Schraeder nodded. Together, the Americans, the British, and their new Dutch and Belgian allies now had well over 150,000 troops and nearly two thousand tanks massed within striking distance of Germany’s virtually unguarded industrial heartland. With most of its army tied down in Poland and refusing any orders from higher headquarters, Germany had almost nothing left to throw in their path. Little more than a corporal’s guard of reservists and a single panzergrenadier division. It was not enough.
He cleared his throat. “Then what do you suggest, Herr Lettow?”
“That we seek a separate peace while we still can,” Lettow replied. His companions muttered their agreement. The Defense Minister’s eyes flashed. “We owe the French nothing.”
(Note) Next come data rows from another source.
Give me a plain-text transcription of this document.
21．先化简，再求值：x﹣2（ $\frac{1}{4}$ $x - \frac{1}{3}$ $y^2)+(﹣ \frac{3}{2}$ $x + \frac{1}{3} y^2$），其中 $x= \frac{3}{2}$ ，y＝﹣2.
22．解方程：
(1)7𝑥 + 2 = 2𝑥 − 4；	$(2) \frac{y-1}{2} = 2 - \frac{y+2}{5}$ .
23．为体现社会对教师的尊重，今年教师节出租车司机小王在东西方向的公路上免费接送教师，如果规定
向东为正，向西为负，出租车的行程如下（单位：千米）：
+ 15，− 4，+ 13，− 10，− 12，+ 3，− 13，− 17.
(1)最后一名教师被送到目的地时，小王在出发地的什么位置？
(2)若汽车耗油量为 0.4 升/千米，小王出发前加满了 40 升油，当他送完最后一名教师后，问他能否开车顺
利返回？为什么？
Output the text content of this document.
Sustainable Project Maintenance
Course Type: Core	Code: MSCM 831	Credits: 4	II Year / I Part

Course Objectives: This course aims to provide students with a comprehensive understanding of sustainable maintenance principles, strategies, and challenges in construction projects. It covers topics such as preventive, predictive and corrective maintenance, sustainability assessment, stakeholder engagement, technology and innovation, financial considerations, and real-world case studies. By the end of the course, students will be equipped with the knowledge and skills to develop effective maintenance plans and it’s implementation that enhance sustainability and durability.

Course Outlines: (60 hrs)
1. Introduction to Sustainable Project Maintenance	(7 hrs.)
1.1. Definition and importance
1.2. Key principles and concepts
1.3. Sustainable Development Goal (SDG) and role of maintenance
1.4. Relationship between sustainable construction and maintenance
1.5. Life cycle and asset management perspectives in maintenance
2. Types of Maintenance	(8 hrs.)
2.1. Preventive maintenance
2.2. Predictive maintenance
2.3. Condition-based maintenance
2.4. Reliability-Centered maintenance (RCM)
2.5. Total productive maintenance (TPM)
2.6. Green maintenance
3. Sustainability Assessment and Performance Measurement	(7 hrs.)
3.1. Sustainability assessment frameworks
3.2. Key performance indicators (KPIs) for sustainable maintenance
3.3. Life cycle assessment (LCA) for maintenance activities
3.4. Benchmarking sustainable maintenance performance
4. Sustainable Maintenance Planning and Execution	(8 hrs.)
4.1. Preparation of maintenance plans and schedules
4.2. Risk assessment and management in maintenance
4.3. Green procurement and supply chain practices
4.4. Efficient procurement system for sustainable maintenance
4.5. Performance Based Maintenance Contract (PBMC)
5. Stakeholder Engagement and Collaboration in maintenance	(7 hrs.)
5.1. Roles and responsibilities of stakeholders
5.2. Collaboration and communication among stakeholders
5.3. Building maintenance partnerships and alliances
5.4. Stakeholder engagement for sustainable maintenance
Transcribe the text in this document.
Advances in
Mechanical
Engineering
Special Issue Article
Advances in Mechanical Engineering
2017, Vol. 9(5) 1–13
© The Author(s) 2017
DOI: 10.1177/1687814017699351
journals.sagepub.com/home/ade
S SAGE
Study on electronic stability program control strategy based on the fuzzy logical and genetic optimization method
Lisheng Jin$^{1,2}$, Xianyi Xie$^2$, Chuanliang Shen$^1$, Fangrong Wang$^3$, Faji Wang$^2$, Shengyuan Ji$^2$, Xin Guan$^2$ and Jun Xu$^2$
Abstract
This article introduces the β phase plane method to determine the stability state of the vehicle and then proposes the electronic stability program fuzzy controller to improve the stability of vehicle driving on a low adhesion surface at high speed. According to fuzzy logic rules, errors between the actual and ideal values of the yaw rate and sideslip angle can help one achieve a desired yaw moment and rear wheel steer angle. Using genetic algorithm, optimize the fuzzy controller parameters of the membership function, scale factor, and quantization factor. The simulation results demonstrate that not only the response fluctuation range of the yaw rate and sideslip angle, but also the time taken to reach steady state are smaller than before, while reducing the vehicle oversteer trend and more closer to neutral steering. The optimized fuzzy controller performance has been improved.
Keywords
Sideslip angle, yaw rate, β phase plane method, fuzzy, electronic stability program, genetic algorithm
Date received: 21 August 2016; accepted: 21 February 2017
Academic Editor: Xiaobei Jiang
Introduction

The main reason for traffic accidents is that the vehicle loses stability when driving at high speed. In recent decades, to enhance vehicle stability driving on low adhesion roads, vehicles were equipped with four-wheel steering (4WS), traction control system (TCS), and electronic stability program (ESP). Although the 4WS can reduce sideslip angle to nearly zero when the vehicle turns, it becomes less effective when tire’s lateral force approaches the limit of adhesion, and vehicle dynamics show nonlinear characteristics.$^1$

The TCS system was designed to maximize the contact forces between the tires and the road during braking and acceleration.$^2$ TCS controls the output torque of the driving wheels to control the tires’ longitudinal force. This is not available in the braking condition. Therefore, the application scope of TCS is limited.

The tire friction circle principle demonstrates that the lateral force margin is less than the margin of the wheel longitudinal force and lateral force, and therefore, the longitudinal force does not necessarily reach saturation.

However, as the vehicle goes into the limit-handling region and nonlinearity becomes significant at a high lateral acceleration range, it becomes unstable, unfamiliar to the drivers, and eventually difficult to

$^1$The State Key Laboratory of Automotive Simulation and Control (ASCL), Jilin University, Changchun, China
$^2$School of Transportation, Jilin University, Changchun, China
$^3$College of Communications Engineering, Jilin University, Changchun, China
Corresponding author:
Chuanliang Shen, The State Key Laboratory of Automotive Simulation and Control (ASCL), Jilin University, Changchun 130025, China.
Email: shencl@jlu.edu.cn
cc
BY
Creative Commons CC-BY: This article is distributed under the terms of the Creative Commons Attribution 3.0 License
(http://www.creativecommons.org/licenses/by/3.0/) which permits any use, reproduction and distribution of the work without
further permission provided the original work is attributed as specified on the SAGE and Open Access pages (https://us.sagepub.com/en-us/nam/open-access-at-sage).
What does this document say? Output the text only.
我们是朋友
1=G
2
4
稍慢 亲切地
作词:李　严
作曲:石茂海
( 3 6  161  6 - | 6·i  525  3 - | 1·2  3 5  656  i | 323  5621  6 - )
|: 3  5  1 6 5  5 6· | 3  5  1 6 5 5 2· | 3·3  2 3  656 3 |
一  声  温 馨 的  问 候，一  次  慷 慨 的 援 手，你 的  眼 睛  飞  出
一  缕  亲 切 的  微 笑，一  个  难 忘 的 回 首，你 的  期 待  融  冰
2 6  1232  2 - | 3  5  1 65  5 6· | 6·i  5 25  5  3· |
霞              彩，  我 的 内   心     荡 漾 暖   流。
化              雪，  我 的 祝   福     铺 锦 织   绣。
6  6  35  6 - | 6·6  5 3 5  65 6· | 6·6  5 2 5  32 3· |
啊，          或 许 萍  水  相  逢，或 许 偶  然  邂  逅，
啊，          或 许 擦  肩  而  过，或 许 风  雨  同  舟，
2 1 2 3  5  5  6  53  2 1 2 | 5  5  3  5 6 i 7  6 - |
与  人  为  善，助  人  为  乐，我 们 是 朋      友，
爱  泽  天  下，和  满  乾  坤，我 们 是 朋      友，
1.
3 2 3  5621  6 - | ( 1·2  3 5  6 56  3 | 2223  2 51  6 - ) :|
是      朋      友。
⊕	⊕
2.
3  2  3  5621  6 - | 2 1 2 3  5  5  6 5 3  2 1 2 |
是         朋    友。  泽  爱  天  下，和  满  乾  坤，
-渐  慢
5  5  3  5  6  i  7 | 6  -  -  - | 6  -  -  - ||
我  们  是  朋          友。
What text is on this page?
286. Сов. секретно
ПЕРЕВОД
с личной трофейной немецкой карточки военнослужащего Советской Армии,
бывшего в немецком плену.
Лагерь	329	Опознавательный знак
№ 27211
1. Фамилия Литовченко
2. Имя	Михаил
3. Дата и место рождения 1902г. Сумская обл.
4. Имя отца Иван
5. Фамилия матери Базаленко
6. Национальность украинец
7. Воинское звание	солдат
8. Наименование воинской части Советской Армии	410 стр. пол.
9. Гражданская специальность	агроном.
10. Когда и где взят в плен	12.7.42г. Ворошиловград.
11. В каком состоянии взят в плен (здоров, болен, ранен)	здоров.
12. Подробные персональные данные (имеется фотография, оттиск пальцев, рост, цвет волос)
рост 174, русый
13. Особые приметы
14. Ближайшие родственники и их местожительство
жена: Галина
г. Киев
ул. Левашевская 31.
That much was certainly true, Schraeder thought angrily. Entranced by the man’s vision of a Europe united under French and German influence, he’d backed Nicolas Desaix down the line — only to have his trust betrayed at every turn. The secret negotiations with the Russians had demonstrated only too clearly that France was perfectly willing to sacrifice Germany’s vital strategic interests for its own short-term gain. And the murderous French attack on the 7th Panzer’s headquarters only confirmed what many Germans already suspected: France viewed its ally not as an equal partner, but instead as a puppet to be used, bled white, and then contemptuously discarded.
Still he hesitated. Too much of his own political prestige and power was bound up in the French alliance. Could he afford to walk away from Desaix so lightly?
Lettow leaned across the desk. “I speak for the rest of the cabinet and for the armed forces, Chancellor. Abandon this absurd alliance and this lost war before it is too late.”
Again, heads nodded their agreement. Every man in the room knew only too well the horrible price Germany had paid for her last military defeat.
Schraeder slumped back in his chair. “Very well.” His shoulders bowed. “What must I do?”
“Sign these orders.” Lettow began laying documents in front of him.
Suddenly weary beyond his years, the Chancellor paged through them. The first formally notified Paris that Germany was withdrawing from all its treaty obligations as a member of the European Confederation. The second authorized the Foreign Minister to open immediate peace talks with the Combined Forces. The third and final document instructed the country’s two railway systems — the Deutsche Bundesbahn and the Deutsche Reichsbahn — to halt all supply shipments to French forces in Germany or Eastern Europe.
Moving slowly, almost unwillingly, Schraeder uncapped his fountain pen and scrawled his signature across the bottom of each page.
Before he’d put his pen down, one of the waiting officers picked the orders up and hurried out of the room. Lettow tossed another piece of paper onto the desk. His voice turned ice-cold. “You have one more document to sign, Chancellor.”
Schraeder stared down at it. “What is this?”
“Your resignation.”
“Movement to the front!”
The shout woke Reynolds from an after-lunch siesta. Two days of relative peace and quiet made the sudden warning almost as startling as it would have been during his first days in Poland, but his reflexes were still solid. In seconds he was out the CP’s door, weapon in hand.